1. Field of the Invention
The present invention relates generally to the field of in vitro diagnostics. More particularly, the present invention relates to the measurement of attomole concentrations in biological assays within nanoliter-to-subnanoliter scale fluid volumes using such diagnostics.
2. Description of the Prior Art
The current in vitro diagnostics (IVD) market has been estimated to be eighteen billion dollars (U.S.) annually. The key market segments are immunoassay and clinical chemistry, with the immunoassay market being much more profitable for IVD companies.
In today's market, automated immunoassays can detect concentrations in the low attomole range; can provide results in from twenty to thirty minutes; and can be produced at low cost, namely, $0.35 per test. Current assays can give results using several hundred microliters of specimen and achieve low attomole detection using chemiluminescence or fluorescence detection in a solid-phase format. In order to develop an ultrasmall device for the same assay using only tens to hundreds of nanoliters of sample, depending upon analyses concentration, sensitivity of detection will need to be significantly improved. This is particularly the case for immunoassays as no equivalent of PCR (polymerase chain reaction) exists for the target amplification of an antigen. Therefore, very sensitive and inexpensive detection systems must be developed for point-of-care devices.
A central challenge, then, is to increase the sensitivity and accuracy of immunoassays within nanoscale volumes. Since the higher sensitivity systems employ high surface area solid-phase systems with light signals for detection, an alternative approach may be made with fluorescence immunoassays using particles. Many fluorophore labels, lasers and light collection systems have been developed to increase fluorescent assay sensitivity. Among the important strategies used to enhance sensitivity and accuracy are the reduction of background fluorescence using longer-lived fluorophores combined with time resolution of fluorescence detection. In addition, fluorophores emitting at a longer wavelength may be used so that light of shorter wavelength from common background fluorescence sources may be filtered out. Finally, materials with minimal fluorescence may be used in the analysis chambers and filters.
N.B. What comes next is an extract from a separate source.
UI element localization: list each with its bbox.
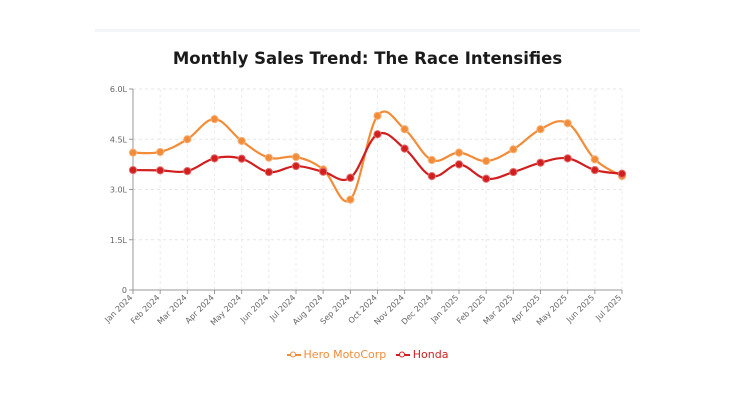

These efforts presuppose that care is taken to eliminate background binding from non-specific adsorption or entrainment from incomplete washing of the fluorescent labeled antibody or antigen. Regardless of the care taken to eliminate stray light or the inherent fluorescence of material on the surface or in solution, if the signal being measured is present due to an errant binding of the labeled antigen or antibody, these efforts will be for naught. Moreover, economic and technical drawbacks and limitations also exist for the alternative strategies noted in the preceding paragraph.
Clearly, a technique by which the signal-to-noise ratio for measurement of the foregoing type in nanoscale volumes could be improved would have great benefit in the IVD market. Such a technique is provided by the present invention.